Bitcoin’s Lightning Network (LN), often seen as the layer-two solution that will help the flagship cryptocurrency be adopted throughout the world by boosting transaction speeds and eliminating network congestion, has recently surpassed 14,000 mainnet payment channels, and a 180 BTC capacity (~$1 million).
The technology behind the scaling solution is still fairly new and only started taking off this year, partly thanks to funds that came from Twitter founder Jack Dorsey. Its development has continued during the market’s downturn, and its growth has been steadily speeding up, as in February of this year it was still at 1,700 open payment channels.
At press time, data shows the network has a 249.8 BTC (~$1.3 million) capacity, and 14,488 payment channels. It currently has over 4,000 nodes, with each having an average of 12.3 payment channels.
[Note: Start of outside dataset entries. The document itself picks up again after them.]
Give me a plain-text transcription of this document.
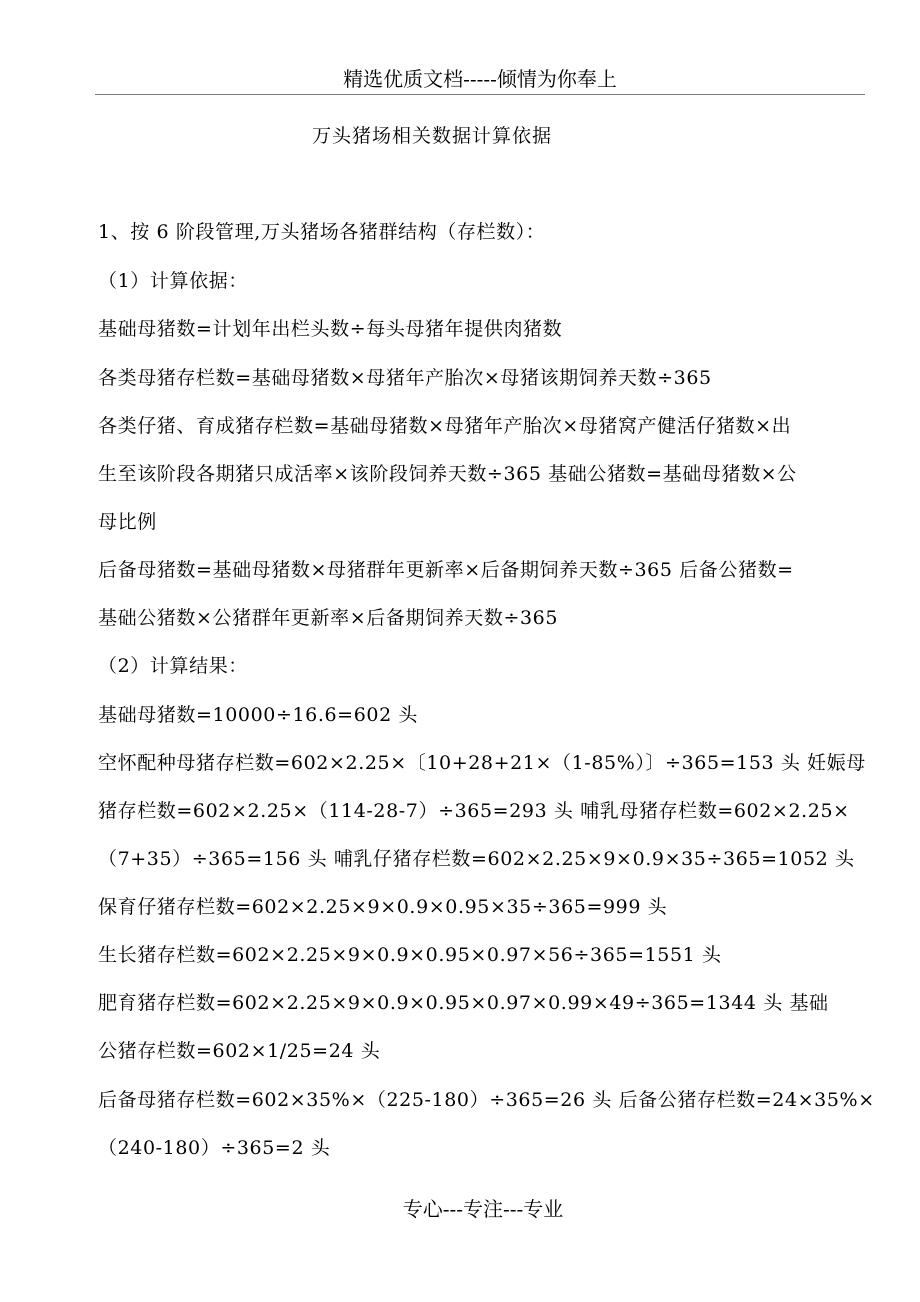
精选优质文档-----倾情为你奉上
万头猪场相关数据计算依据
1、按 6 阶段管理,万头猪场各猪群结构（存栏数）：
（1）计算依据：
基础母猪数=计划年出栏头数÷每头母猪年提供肉猪数
各类母猪存栏数=基础母猪数×母猪年产胎次×母猪该期饲养天数÷365
各类仔猪、育成猪存栏数=基础母猪数×母猪年产胎次×母猪窝产健活仔猪数×出
生至该阶段各期猪只成活率×该阶段饲养天数÷365 基础公猪数=基础母猪数×公
母比例
后备母猪数=基础母猪数×母猪群年更新率×后备期饲养天数÷365 后备公猪数=
基础公猪数×公猪群年更新率×后备期饲养天数÷365
（2）计算结果：
基础母猪数=10000÷16.6=602 头
空怀配种母猪存栏数=602×2.25×〔10+28+21×（1-85%）〕÷365=153 头 妊娠母
猪存栏数=602×2.25×（114-28-7）÷365=293 头 哺乳母猪存栏数=602×2.25×
（7+35）÷365=156 头 哺乳仔猪存栏数=602×2.25×9×0.9×35÷365=1052 头
保育仔猪存栏数=602×2.25×9×0.9×0.95×35÷365=999 头
生长猪存栏数=602×2.25×9×0.9×0.95×0.97×56÷365=1551 头
肥育猪存栏数=602×2.25×9×0.9×0.95×0.97×0.99×49÷365=1344 头 基础
公猪存栏数=602×1/25=24 头
后备母猪存栏数=602×35%×（225-180）÷365=26 头 后备公猪存栏数=24×35%×
（240-180）÷365=2 头
专心---专注---专业
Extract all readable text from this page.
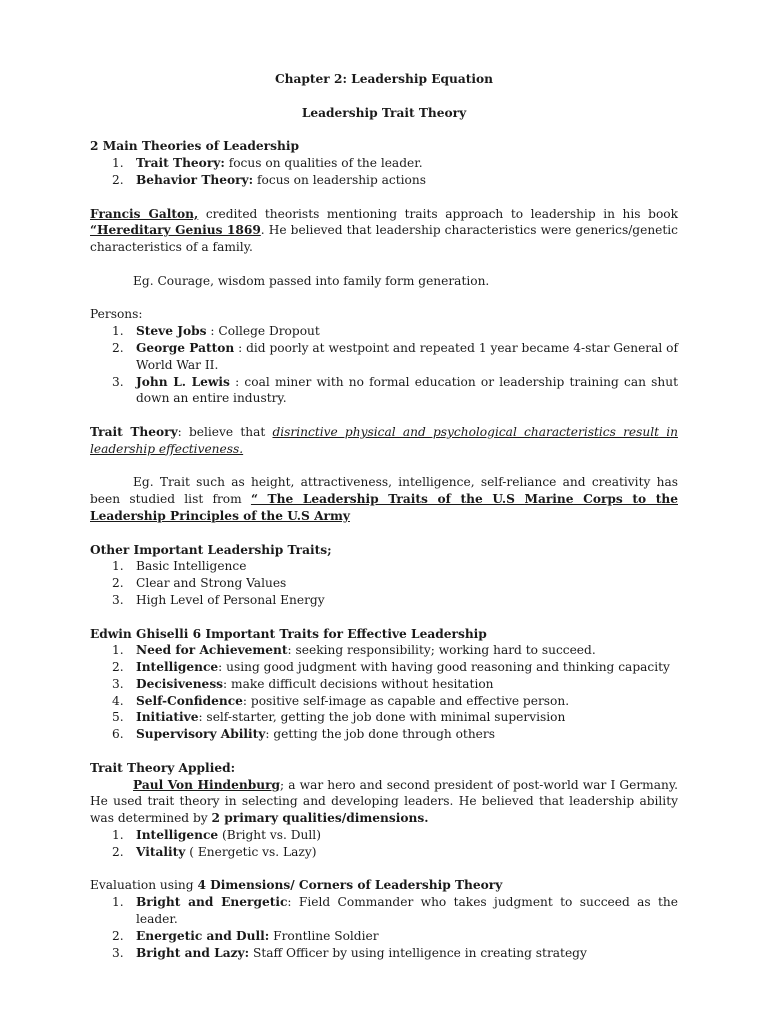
Chapter 2: Leadership Equation

Leadership Trait Theory

2 Main Theories of Leadership

1. Trait Theory: focus on qualities of the leader.
2. Behavior Theory: focus on leadership actions

Francis Galton, credited theorists mentioning traits approach to leadership in his book “Hereditary Genius 1869. He believed that leadership characteristics were generics/genetic characteristics of a family.

Eg. Courage, wisdom passed into family form generation.

Persons:

1. Steve Jobs : College Dropout
2. George Patton : did poorly at westpoint and repeated 1 year became 4-star General of World War II.
3. John L. Lewis : coal miner with no formal education or leadership training can shut down an entire industry.

Trait Theory: believe that disrinctive physical and psychological characteristics result in leadership effectiveness.

Eg. Trait such as height, attractiveness, intelligence, self-reliance and creativity has been studied list from “ The Leadership Traits of the U.S Marine Corps to the Leadership Principles of the U.S Army

Other Important Leadership Traits;

1. Basic Intelligence
2. Clear and Strong Values
3. High Level of Personal Energy

Edwin Ghiselli 6 Important Traits for Effective Leadership

1. Need for Achievement: seeking responsibility; working hard to succeed.
2. Intelligence: using good judgment with having good reasoning and thinking capacity
3. Decisiveness: make difficult decisions without hesitation
4. Self-Confidence: positive self-image as capable and effective person.
5. Initiative: self-starter, getting the job done with minimal supervision
6. Supervisory Ability: getting the job done through others

Trait Theory Applied:

Paul Von Hindenburg; a war hero and second president of post-world war I Germany. He used trait theory in selecting and developing leaders. He believed that leadership ability was determined by 2 primary qualities/dimensions.

1. Intelligence (Bright vs. Dull)
2. Vitality ( Energetic vs. Lazy)

Evaluation using 4 Dimensions/ Corners of Leadership Theory

1. Bright and Energetic: Field Commander who takes judgment to succeed as the leader.
2. Energetic and Dull: Frontline Soldier
3. Bright and Lazy: Staff Officer by using intelligence in creating strategy
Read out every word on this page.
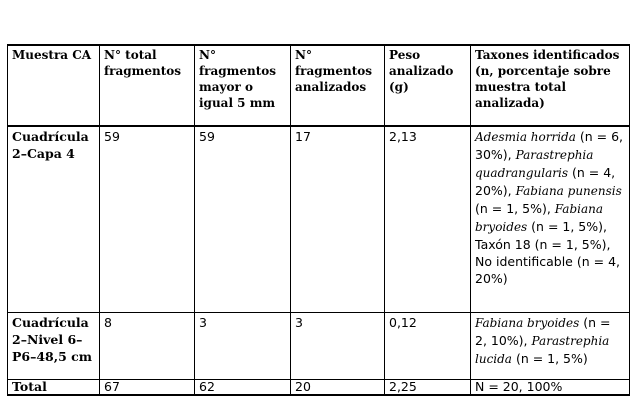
Muestra CA	N° total fragmentos	N° fragmentos mayor o igual 5 mm	N° fragmentos analizados	Peso analizado (g)	Taxones identificados (n, porcentaje sobre muestra total analizada)
Cuadrícula 2–Capa 4	59	59	17	2,13	Adesmia horrida (n = 6, 30%), Parastrephia quadrangularis (n = 4, 20%), Fabiana punensis (n = 1, 5%), Fabiana bryoides (n = 1, 5%), Taxón 18 (n = 1, 5%), No identificable (n = 4, 20%)
Cuadrícula 2–Nivel 6–P6–48,5 cm	8	3	3	0,12	Fabiana bryoides (n = 2, 10%), Parastrephia lucida (n = 1, 5%)
Total	67	62	20	2,25	N = 20, 100%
The average node capacity is of 0.143 BTC, or $796, while the average payment channel has a capacity of 0.023 BTC, $128.
Notably, the network’s capacity surged by a whooping 125% recently. It's currently unclear why its capacity increased in such a small amount of time. In the past few months, various companies, including Valve and Stripe, stopped accepting bitcoin payments, citing high fees and slow transaction times. These came as the network was clogged late last year when the cryptocurrency hit an all-time high of nearly $20,000.
Despite its young age, the Lightning Network has reached a number of notable milestones. This year some companies have already started accepting payments through the scaling solution, including VPN provider TorGuard and Bitcoin-to-Gold exchange Vaultoro.
The network already had its “pizza transaction” after a user paid for a physical item through it. By moving payments to a second layer, the Lightning Network is set to theoretically help BTC’s blockchain once again have low fees and fast confirmation times, as most microtransaction will occur on the Lightning Network.
Shitcoin.com owner Andreas Brekken ran a LN node in the past. In his last review he highlighted that sending payments through the layer-two solution is “cheaper than the regular bitcoin network,” but added it “suffers from routing errors and wallet bugs that make it impractical even for highly technical users,” making it clear the LN is still in its infancy.